Ketika aku membantu untuk menurunkan carrier milik Winda, uma' ai, walaupun aku turunkan dengan tangan, tapi punggungku sudah menangis duluan membayangkan memanggulnya. Pakde pun mengeluh demikian. Awal perjalanan, Pakde sudah menawarkan untuk membawakan carriernya, tapi ia menolak.
"Biar aku coba dulu, Pakde."
"Ya..yaa...harusnya memang kamu (coba) bawa sendiri biar bisa merasakan." Aku menjawab dalam hati disertai senyuman sinis khas peran antagonis ala sinetron Indonesia.
Ia berjalan dengan sedikit sempoyongan dan terbungkuk. Ya jelas saja, tubuhnya lebih kecil dariku dan berat carrier yang pastinya melebihi berat yang direkomendasikan (dalam bahasa safetynya, melebihi SWL, Safe Working Load). Wajahnya memerah. Lima menit kemudian iapun mengeluh.

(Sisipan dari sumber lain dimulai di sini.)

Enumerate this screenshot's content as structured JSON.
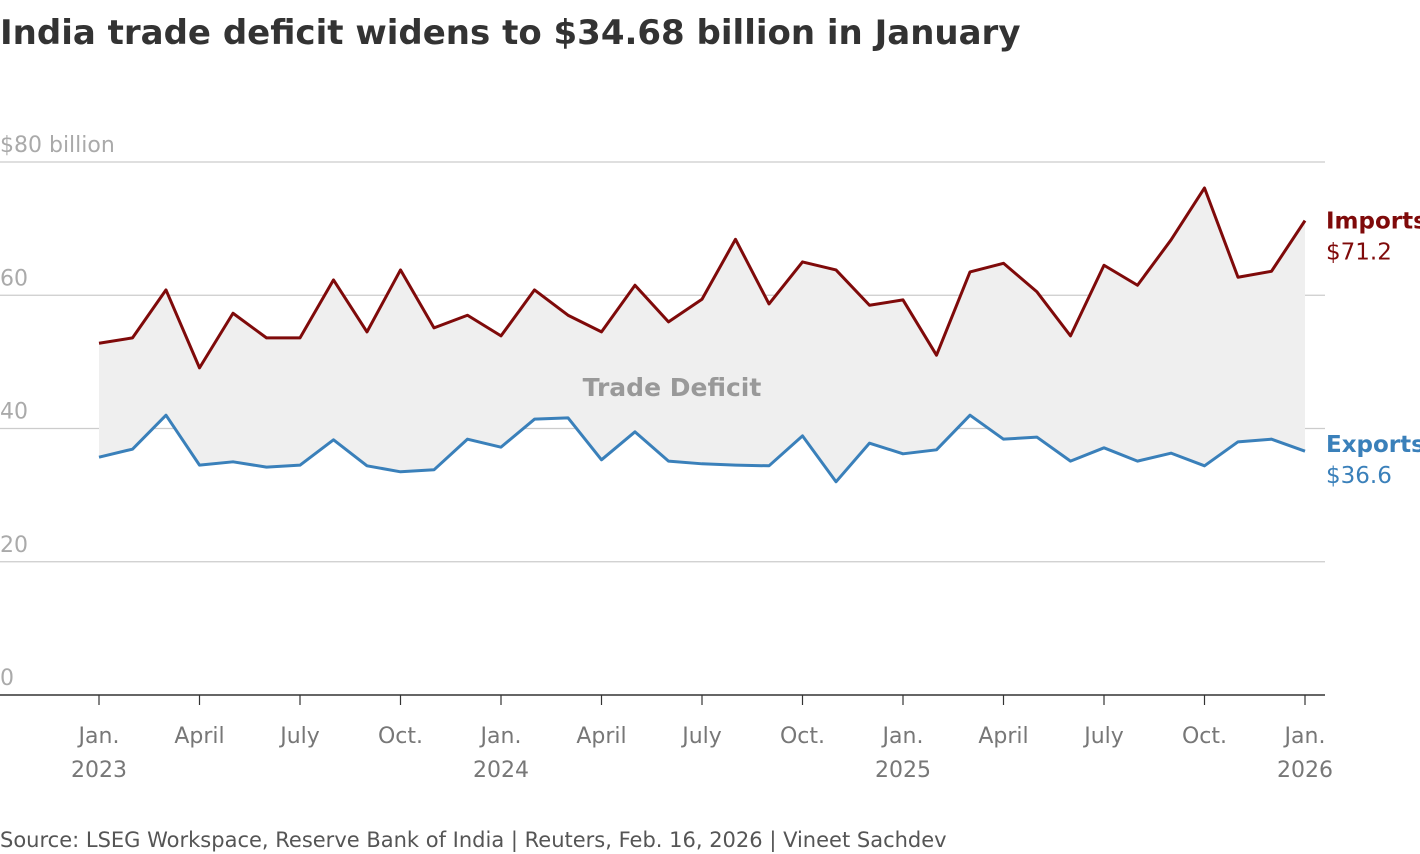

"Aduh, punggungku mulai panas."
Dan kami akhirnya istirahat sebentar. Paham bahwa Winda tampaknya nggak bakal tahan memanggul carriernya, maka Pakde menawarkan untuk bertukar barang bawaan dengan daypack-nya. Winda mengiyakan.
"Sebagai evaluasi ya, next camping bawa apa." Ujarku dengan wajah sok-sok senior.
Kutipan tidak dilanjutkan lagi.